Distorted lens


By G.W. Schulz

The press has been quite candid in its portrayals of civilian deaths in southern Lebanon and northern Israel. I’d be shocked if the major media organizations from the United States were slammed with the same vitriol leveled at Al-Jazeera during its coverage of the war in Iraq. Al-Jazeera has been repeatedly indicted for “aiding terrorists” by revealing to the world gruesome portraits of war in the Mideast.

Some pundits have said depictions of civilian casualties in southern Lebanon are exactly what Hezbollah wants. It will evoke sympathy for their cause, they say. Frankly, that’s probably a good sign if someone feels sympathy at the sight of someone else’s suffering. Sure, it’s not exactly helpful if you’ve chosen to make war one of the tools by which you engage foreign policy. But newspapers shouldn’t be blamed for that.

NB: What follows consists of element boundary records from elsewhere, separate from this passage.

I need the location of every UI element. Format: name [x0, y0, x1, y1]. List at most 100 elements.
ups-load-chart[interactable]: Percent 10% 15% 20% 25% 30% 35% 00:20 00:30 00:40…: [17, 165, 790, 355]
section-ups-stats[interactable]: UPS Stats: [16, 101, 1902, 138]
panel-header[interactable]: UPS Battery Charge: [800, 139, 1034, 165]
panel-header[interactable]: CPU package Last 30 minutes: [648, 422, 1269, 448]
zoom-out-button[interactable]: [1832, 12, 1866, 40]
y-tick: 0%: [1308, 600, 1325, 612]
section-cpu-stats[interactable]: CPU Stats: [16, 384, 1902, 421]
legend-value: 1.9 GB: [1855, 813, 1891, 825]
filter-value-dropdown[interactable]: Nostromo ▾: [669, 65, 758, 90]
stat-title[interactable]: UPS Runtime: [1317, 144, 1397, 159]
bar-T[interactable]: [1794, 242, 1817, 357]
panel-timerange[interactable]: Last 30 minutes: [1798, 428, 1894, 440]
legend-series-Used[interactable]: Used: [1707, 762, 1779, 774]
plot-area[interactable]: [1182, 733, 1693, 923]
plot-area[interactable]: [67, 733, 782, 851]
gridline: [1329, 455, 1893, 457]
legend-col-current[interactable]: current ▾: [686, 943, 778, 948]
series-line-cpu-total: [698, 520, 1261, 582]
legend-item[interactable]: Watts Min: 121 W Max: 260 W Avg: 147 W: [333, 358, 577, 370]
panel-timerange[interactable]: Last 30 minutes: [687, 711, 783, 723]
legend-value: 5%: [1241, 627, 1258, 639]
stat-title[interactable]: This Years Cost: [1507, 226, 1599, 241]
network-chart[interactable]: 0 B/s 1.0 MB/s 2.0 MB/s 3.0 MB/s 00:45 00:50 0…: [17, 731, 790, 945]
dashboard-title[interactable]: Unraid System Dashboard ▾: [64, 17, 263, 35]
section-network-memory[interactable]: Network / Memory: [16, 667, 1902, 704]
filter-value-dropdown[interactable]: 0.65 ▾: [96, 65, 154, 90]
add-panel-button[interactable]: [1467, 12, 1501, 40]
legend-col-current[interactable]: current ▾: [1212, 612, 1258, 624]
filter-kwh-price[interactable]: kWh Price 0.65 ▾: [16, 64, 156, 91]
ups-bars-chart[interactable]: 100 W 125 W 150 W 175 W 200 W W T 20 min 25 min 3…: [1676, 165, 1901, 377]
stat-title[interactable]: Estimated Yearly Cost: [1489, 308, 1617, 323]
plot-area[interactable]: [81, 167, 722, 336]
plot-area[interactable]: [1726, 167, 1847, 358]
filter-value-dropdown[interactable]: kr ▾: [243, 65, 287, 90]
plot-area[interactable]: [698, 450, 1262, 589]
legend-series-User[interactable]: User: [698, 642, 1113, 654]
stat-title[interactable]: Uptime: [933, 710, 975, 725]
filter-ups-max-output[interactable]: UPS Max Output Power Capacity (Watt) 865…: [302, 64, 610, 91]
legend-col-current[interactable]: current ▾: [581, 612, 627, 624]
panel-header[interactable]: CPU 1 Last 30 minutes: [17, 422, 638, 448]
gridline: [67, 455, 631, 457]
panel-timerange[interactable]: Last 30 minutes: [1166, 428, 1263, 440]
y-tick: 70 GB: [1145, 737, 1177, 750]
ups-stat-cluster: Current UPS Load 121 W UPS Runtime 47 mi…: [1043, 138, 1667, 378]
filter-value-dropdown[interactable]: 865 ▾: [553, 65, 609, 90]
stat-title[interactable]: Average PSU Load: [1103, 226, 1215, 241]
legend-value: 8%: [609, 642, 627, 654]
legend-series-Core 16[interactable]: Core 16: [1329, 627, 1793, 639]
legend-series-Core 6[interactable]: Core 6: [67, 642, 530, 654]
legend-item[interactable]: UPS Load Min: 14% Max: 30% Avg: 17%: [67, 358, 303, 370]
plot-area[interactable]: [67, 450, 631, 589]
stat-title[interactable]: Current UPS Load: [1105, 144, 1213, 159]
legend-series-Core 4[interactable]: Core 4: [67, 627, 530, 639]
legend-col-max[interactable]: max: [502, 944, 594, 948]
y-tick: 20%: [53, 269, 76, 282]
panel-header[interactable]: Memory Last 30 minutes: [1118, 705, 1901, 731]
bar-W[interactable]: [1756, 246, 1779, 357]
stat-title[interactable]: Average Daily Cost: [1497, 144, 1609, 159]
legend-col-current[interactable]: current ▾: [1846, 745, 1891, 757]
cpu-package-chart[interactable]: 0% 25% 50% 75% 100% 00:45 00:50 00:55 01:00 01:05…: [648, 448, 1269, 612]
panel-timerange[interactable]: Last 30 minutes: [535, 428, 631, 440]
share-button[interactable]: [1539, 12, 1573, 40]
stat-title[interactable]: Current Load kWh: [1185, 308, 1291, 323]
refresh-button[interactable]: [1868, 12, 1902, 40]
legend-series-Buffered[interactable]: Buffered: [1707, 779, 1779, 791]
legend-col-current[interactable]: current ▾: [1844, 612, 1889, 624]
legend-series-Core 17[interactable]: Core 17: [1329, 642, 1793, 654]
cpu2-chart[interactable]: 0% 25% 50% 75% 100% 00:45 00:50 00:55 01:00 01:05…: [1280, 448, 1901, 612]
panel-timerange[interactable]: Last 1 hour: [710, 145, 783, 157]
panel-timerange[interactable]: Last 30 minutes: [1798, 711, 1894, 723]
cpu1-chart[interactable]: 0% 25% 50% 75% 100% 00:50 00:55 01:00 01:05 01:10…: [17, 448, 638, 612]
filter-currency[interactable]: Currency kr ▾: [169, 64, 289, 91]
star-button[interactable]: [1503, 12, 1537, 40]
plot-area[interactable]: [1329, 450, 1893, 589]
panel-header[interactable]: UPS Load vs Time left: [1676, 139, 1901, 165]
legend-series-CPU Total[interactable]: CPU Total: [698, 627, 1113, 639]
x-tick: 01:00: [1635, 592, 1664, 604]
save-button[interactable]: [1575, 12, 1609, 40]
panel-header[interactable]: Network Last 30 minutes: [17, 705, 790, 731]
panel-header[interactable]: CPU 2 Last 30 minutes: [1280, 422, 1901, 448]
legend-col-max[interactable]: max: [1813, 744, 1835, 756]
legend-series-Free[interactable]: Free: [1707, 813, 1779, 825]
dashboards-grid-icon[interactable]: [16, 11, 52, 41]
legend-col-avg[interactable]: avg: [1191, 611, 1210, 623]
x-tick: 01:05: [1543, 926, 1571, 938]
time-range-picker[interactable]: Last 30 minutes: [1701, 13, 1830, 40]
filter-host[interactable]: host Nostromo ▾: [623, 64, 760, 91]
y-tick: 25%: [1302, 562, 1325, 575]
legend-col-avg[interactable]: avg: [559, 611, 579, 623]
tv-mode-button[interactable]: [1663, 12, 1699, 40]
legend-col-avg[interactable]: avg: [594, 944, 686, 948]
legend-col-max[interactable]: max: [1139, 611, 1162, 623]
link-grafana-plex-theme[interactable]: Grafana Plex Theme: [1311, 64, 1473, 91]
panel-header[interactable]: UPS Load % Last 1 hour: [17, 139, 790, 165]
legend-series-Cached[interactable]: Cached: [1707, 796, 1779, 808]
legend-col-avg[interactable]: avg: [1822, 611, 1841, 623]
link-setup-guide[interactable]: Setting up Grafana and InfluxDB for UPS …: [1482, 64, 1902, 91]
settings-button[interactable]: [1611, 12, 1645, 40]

Should journalists be asked not to do their job by capturing images of what a firebomb does to a child’s skin because it might inspire a response from terrorists? Please. That’s like arguing newspapers should never publish a photo of a house fire because it might inspire arson. Newspapers certainly have a responsibility to exercise good judgment, but muzzling reporters and photographers because their work is making someone else’s life politically difficult is ridiculous.